絶対正しい教え方、なんていうものはありません。「教授法」や「奏法」と名のつくものは往々にして、ある傑出した個人の「個人的経験の積み重ね」や「好み」「性格」が色濃く反映したものです。
とくに西洋音楽に関しては、日本の伝統芸能とちがって、教え方と芸術自体が結ぶ付いたかたちで保存され積み重ねられてきたような「教授法」そんなにありません。伝統的な教授法といっても、たいていそんな古くなく、伝統というより少し古ぼけてきた「昔の先生の教え方」なのです。
ですから、いまリアルに教えるという活動に携わっている先生方がどんどん、自ら工夫し、新たなアイデアをどんどん実践することでこそ、「昔からの(正しいとされている/そんな気がする)教え方」に良い意味でのふるいがかけられ、磨きがかけられます。
正しいかどうかを気にするのは、ある意味、原理主義的な態度であり、頑ななのです。自分自身が、自分自身に対して原理主義的なプレッシャーをかけていると、教えていて不安になってくるのも無理ありません。
【自分に本当に役立つことならば、生徒にも必ず役立つ】
先生が、「きょう・いま・この瞬間」において、目の前のある生徒や、その生徒が固有に抱えている問題や困難、あるいは生徒の感じている疑問や質問に対して 答えを持ち合わせていないのは、ごく普通で自然なこと なのです。

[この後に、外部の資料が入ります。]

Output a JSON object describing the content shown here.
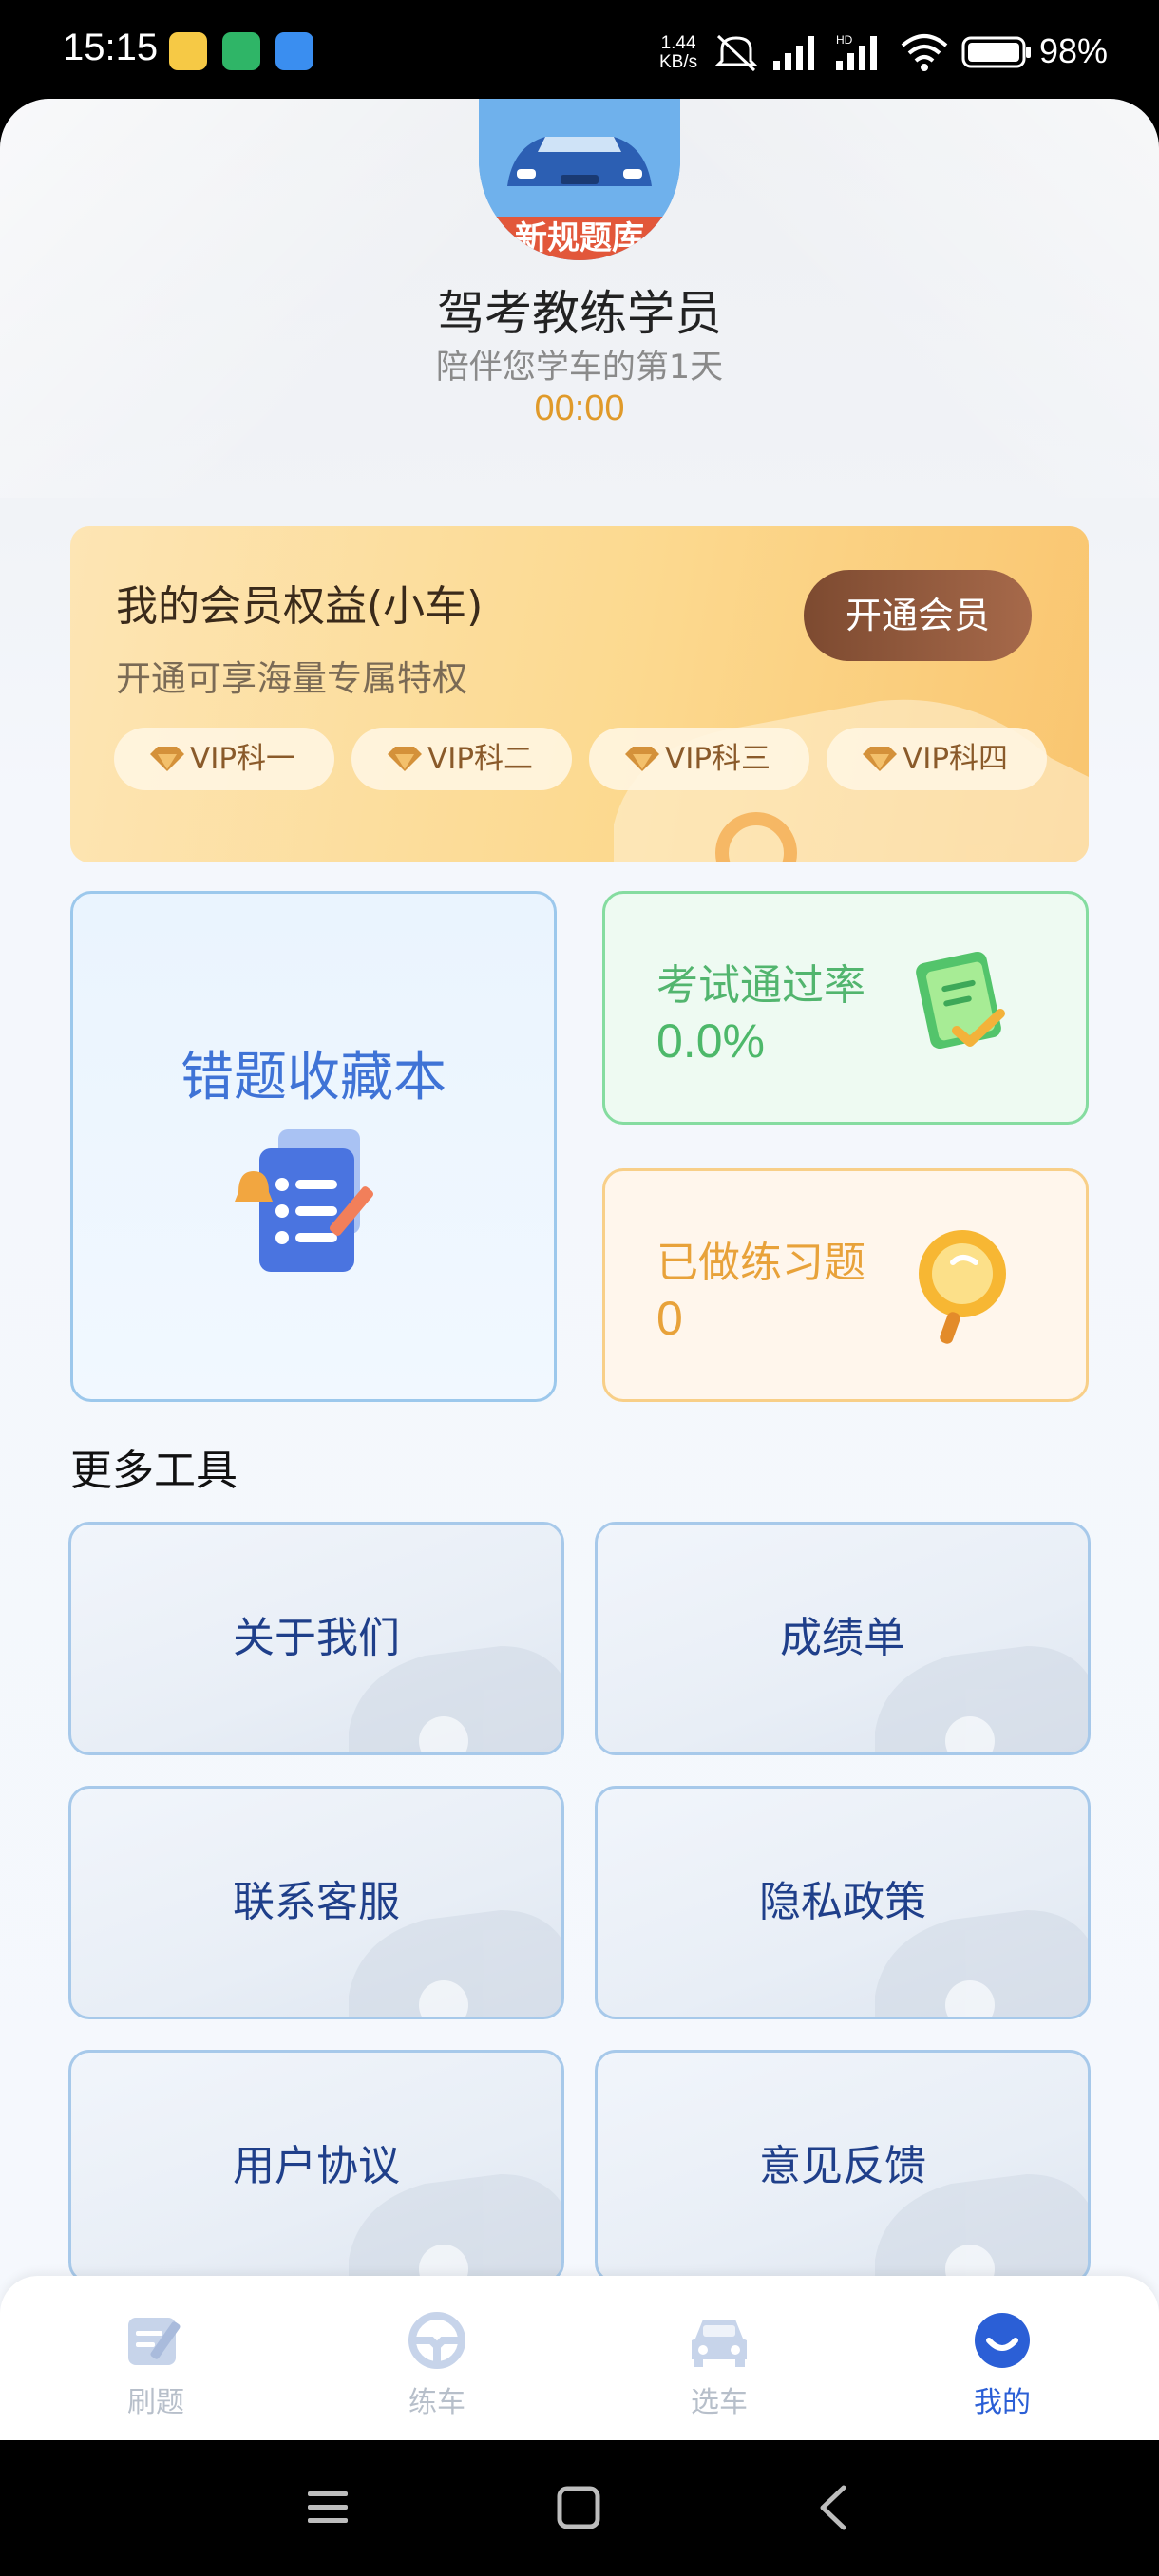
{
  "status_bar": {
    "time": "15:15",
    "net_speed_value": "1.44",
    "net_speed_unit": "KB/s",
    "battery": "98%",
    "icons": [
      "app-notification-icon",
      "app-notification-icon",
      "app-notification-icon",
      "net-speed",
      "mute-icon",
      "signal-icon",
      "hd-signal-icon",
      "wifi-icon",
      "battery-icon"
    ]
  },
  "profile": {
    "avatar_label": "新规题库",
    "username": "驾考教练学员",
    "subtitle": "陪伴您学车的第1天",
    "timer": "00:00"
  },
  "vip": {
    "title": "我的会员权益(小车)",
    "subtitle": "开通可享海量专属特权",
    "button": "开通会员",
    "tags": [
      "VIP科一",
      "VIP科二",
      "VIP科三",
      "VIP科四"
    ]
  },
  "cards": {
    "wrong_book": "错题收藏本",
    "pass_rate_label": "考试通过率",
    "pass_rate_value": "0.0%",
    "done_label": "已做练习题",
    "done_value": "0"
  },
  "tools": {
    "title": "更多工具",
    "items": [
      "关于我们",
      "成绩单",
      "联系客服",
      "隐私政策",
      "用户协议",
      "意见反馈"
    ]
  },
  "nav": {
    "items": [
      "刷题",
      "练车",
      "选车",
      "我的"
    ],
    "active": "我的"
  },
  "colors": {
    "accent": "#2b5fd6",
    "timer": "#e09a2a",
    "vip_button": "#8a553a",
    "pass_green": "#4db86a",
    "done_orange": "#e8a23a"
  }
}
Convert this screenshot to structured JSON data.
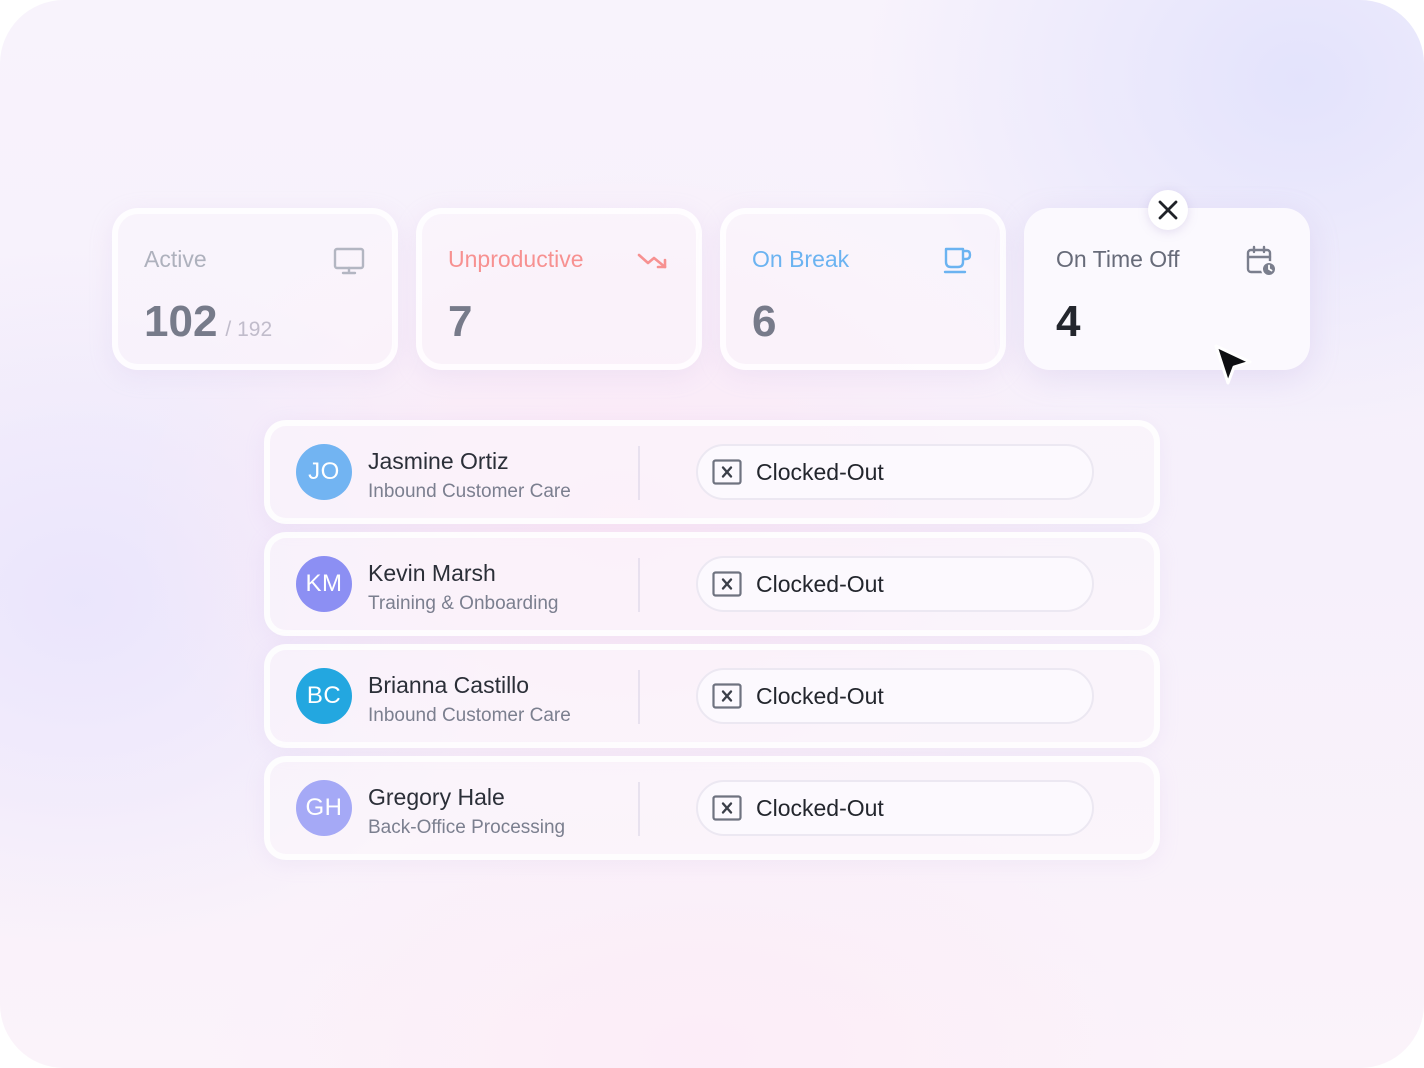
{
  "stats": {
    "cards": [
      {
        "label": "Active",
        "value": "102",
        "total": "/ 192",
        "icon": "monitor-icon",
        "label_color": "#aeb1bd",
        "value_color": "#777b8a"
      },
      {
        "label": "Unproductive",
        "value": "7",
        "icon": "trend-down-icon",
        "label_color": "#f79191",
        "value_color": "#777b8a"
      },
      {
        "label": "On Break",
        "value": "6",
        "icon": "coffee-cup-icon",
        "label_color": "#6bb3f1",
        "value_color": "#777b8a"
      },
      {
        "label": "On Time Off",
        "value": "4",
        "icon": "calendar-clock-icon",
        "label_color": "#676b79",
        "value_color": "#23262d",
        "selected": true
      }
    ]
  },
  "employees": [
    {
      "initials": "JO",
      "name": "Jasmine Ortiz",
      "department": "Inbound Customer Care",
      "status": "Clocked-Out",
      "avatar_color": "#72b4f2"
    },
    {
      "initials": "KM",
      "name": "Kevin Marsh",
      "department": "Training & Onboarding",
      "status": "Clocked-Out",
      "avatar_color": "#8c8ff3"
    },
    {
      "initials": "BC",
      "name": "Brianna Castillo",
      "department": "Inbound Customer Care",
      "status": "Clocked-Out",
      "avatar_color": "#23a7e0"
    },
    {
      "initials": "GH",
      "name": "Gregory Hale",
      "department": "Back-Office Processing",
      "status": "Clocked-Out",
      "avatar_color": "#a5a9f6"
    }
  ],
  "icons": {
    "close": "close-icon",
    "cursor": "cursor-arrow-icon",
    "status": "clocked-out-icon"
  }
}
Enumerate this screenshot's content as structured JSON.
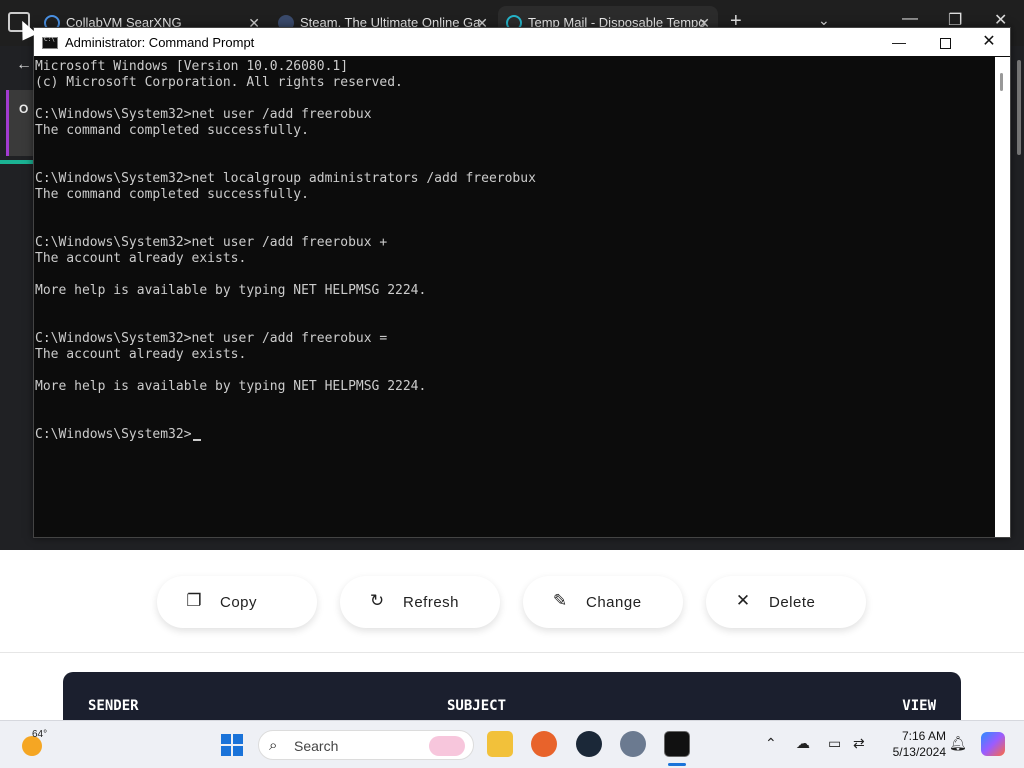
{
  "browser": {
    "tabs": [
      {
        "title": "CollabVM SearXNG"
      },
      {
        "title": "Steam, The Ultimate Online Ga"
      },
      {
        "title": "Temp Mail - Disposable Tempo"
      }
    ],
    "page_left_text": "O"
  },
  "cmd": {
    "title": "Administrator: Command Prompt",
    "lines": [
      "Microsoft Windows [Version 10.0.26080.1]",
      "(c) Microsoft Corporation. All rights reserved.",
      "",
      "C:\\Windows\\System32>net user /add freerobux",
      "The command completed successfully.",
      "",
      "",
      "C:\\Windows\\System32>net localgroup administrators /add freerobux",
      "The command completed successfully.",
      "",
      "",
      "C:\\Windows\\System32>net user /add freerobux +",
      "The account already exists.",
      "",
      "More help is available by typing NET HELPMSG 2224.",
      "",
      "",
      "C:\\Windows\\System32>net user /add freerobux =",
      "The account already exists.",
      "",
      "More help is available by typing NET HELPMSG 2224.",
      "",
      ""
    ],
    "prompt": "C:\\Windows\\System32>"
  },
  "mail": {
    "buttons": {
      "copy": "Copy",
      "refresh": "Refresh",
      "change": "Change",
      "delete": "Delete"
    },
    "inbox_columns": {
      "sender": "SENDER",
      "subject": "SUBJECT",
      "view": "VIEW"
    }
  },
  "taskbar": {
    "weather_temp": "64°",
    "search_placeholder": "Search",
    "time": "7:16 AM",
    "date": "5/13/2024"
  }
}
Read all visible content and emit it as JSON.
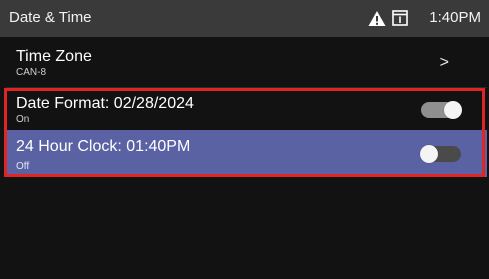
{
  "header": {
    "title": "Date & Time",
    "warning_icon": "warning-triangle-icon",
    "window_icon": "window-icon",
    "time": "1:40PM"
  },
  "settings": [
    {
      "label": "Time Zone",
      "value": "CAN-8",
      "control": "chevron-right-icon",
      "chevron": ">"
    },
    {
      "label": "Date Format: 02/28/2024",
      "value": "On",
      "control": "toggle",
      "toggle_on": true
    },
    {
      "label": "24 Hour Clock: 01:40PM",
      "value": "Off",
      "control": "toggle",
      "toggle_on": false,
      "selected": true
    }
  ],
  "colors": {
    "topbar_bg": "#3a3a3a",
    "background": "#121212",
    "selected_row": "#5a62a4",
    "highlight_border": "#e12424"
  }
}
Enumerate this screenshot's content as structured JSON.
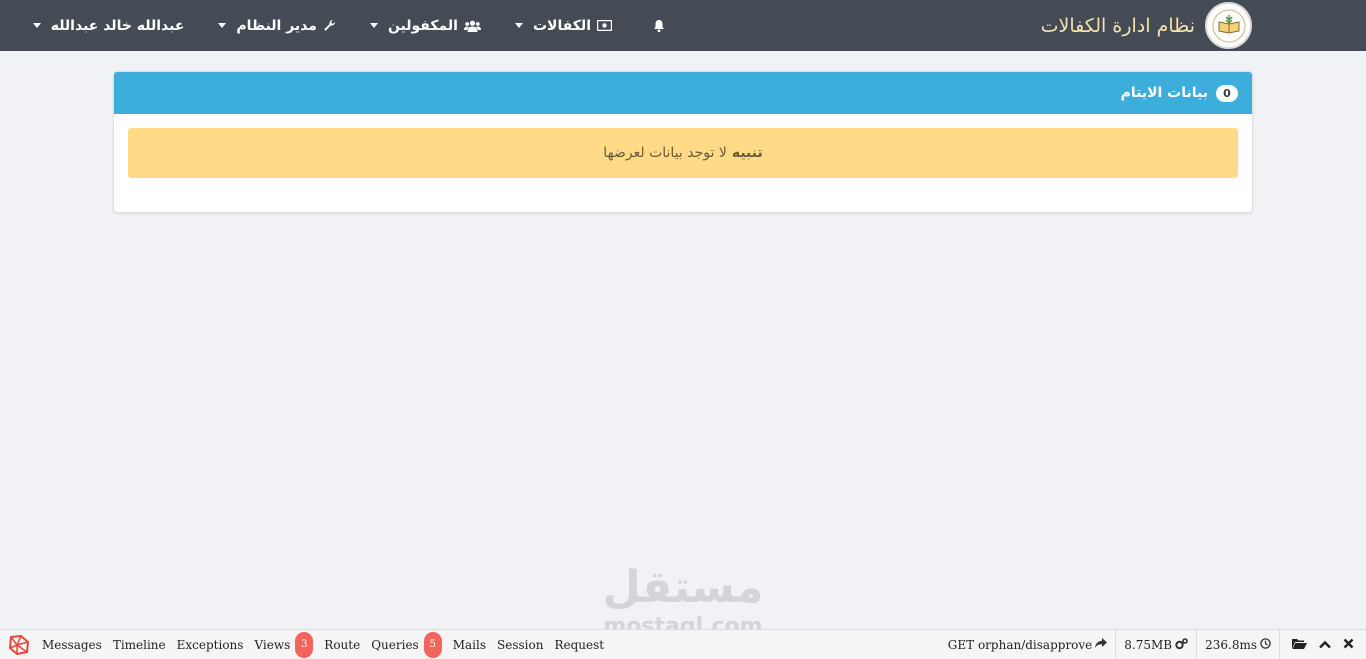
{
  "app": {
    "title": "نظام ادارة الكفالات"
  },
  "nav": {
    "items": [
      {
        "label": "الكفالات",
        "icon": "money-icon"
      },
      {
        "label": "المكفولين",
        "icon": "users-icon"
      },
      {
        "label": "مدير النظام",
        "icon": "wrench-icon"
      },
      {
        "label": "عبدالله خالد عبدالله",
        "icon": ""
      }
    ]
  },
  "card": {
    "title": "بيانات الايتام",
    "count": "0",
    "alert_strong": "تنبيه",
    "alert_text": "لا توجد بيانات لعرضها"
  },
  "watermark": {
    "arabic": "مستقل",
    "latin": "mostaql.com"
  },
  "debugbar": {
    "tabs": [
      {
        "label": "Messages"
      },
      {
        "label": "Timeline"
      },
      {
        "label": "Exceptions"
      },
      {
        "label": "Views",
        "badge": "3"
      },
      {
        "label": "Route"
      },
      {
        "label": "Queries",
        "badge": "5"
      },
      {
        "label": "Mails"
      },
      {
        "label": "Session"
      },
      {
        "label": "Request"
      }
    ],
    "route": "GET orphan/disapprove",
    "memory": "8.75MB",
    "time": "236.8ms"
  },
  "colors": {
    "navbar": "#444b55",
    "brand_text": "#f7e3a8",
    "card_header": "#3daedb",
    "alert_bg": "#ffdb88",
    "badge": "#f4645f"
  }
}
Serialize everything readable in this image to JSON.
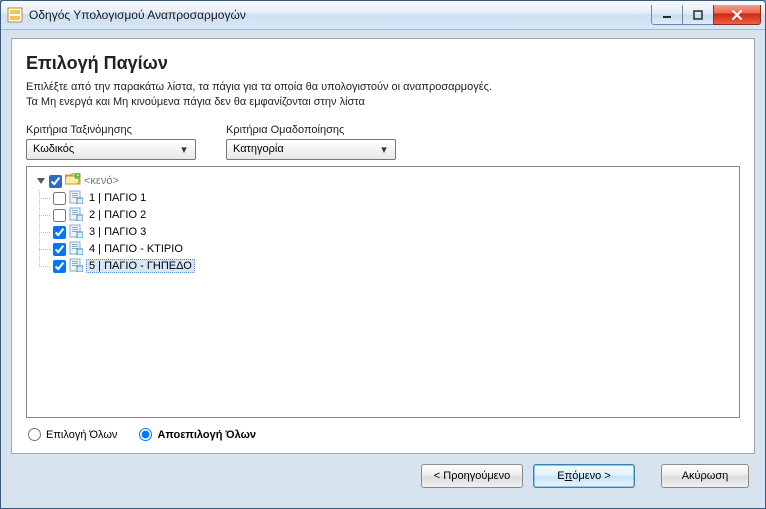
{
  "window": {
    "title": "Οδηγός Υπολογισμού Αναπροσαρμογών"
  },
  "page": {
    "title": "Επιλογή Παγίων",
    "instructions_line1": "Επιλέξτε από την παρακάτω λίστα, τα πάγια για τα οποία θα υπολογιστούν οι αναπροσαρμογές.",
    "instructions_line2": "Τα Μη ενεργά και Μη κινούμενα πάγια δεν θα εμφανίζονται στην λίστα"
  },
  "criteria": {
    "sort_label": "Κριτήρια Ταξινόμησης",
    "sort_value": "Κωδικός",
    "group_label": "Κριτήρια Ομαδοποίησης",
    "group_value": "Κατηγορία"
  },
  "tree": {
    "root_label": "<κενό>",
    "root_checked": true,
    "items": [
      {
        "code": "1",
        "name": "ΠΑΓΙΟ 1",
        "checked": false,
        "selected": false
      },
      {
        "code": "2",
        "name": "ΠΑΓΙΟ 2",
        "checked": false,
        "selected": false
      },
      {
        "code": "3",
        "name": "ΠΑΓΙΟ 3",
        "checked": true,
        "selected": false
      },
      {
        "code": "4",
        "name": "ΠΑΓΙΟ - ΚΤΙΡΙΟ",
        "checked": true,
        "selected": false
      },
      {
        "code": "5",
        "name": "ΠΑΓΙΟ - ΓΗΠΕΔΟ",
        "checked": true,
        "selected": true
      }
    ]
  },
  "radios": {
    "select_all": "Επιλογή Όλων",
    "deselect_all": "Αποεπιλογή Όλων",
    "active": "deselect"
  },
  "footer": {
    "prev": "< Προηγούμενο",
    "next_prefix": "Ε",
    "next_mnemonic": "π",
    "next_suffix": "όμενο >",
    "cancel": "Ακύρωση"
  }
}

先生という仕事、教えるという活動もまた、音楽を演奏することと同様に、教えるということ自体のスキルにより成り立っています。
そう、教えることは、教えるスキルを用いることなのです。
スキルであるということは、
・昨日よりもきょうの方が上手に教えられるが、明日はきょうよりもっと上手に教えるようになる= 昨日はきょうよりも教えるのが下手で、きょうは明日よりも教えるのが下手である
・あなたより教えるのが上手な先生もいれば、あなたより教えるのが下手な先生もいる
ことを意味しています。音楽の演奏とまったく同じなのです。
したがって、完璧な先生であろうとしたり、他より「良い」「うまい」「レベルが高い」先生であろうとすることは、本質的にはあまり意味がないことなのです。
であるならば、ある日ある状況において、答えを持ち合わせていないことがあっても、何も恥じる事も焦ることもありません。
そういうときは、自分にとって本当に役立ったことや、感銘を受けた出来事などを、話してあげればそれで十分です。
そのとき扱っている問題と直接関係なくても、また問題解決につながることでなくても、先生であるあなたが、奏者としてあるいは人間として重要性や大切さ、良さを深く実感している考え方、練習方法、経験を分かち合うことは、いつでもできます。
それは必ず、あなたが向き合っている生徒のためにもなるのです。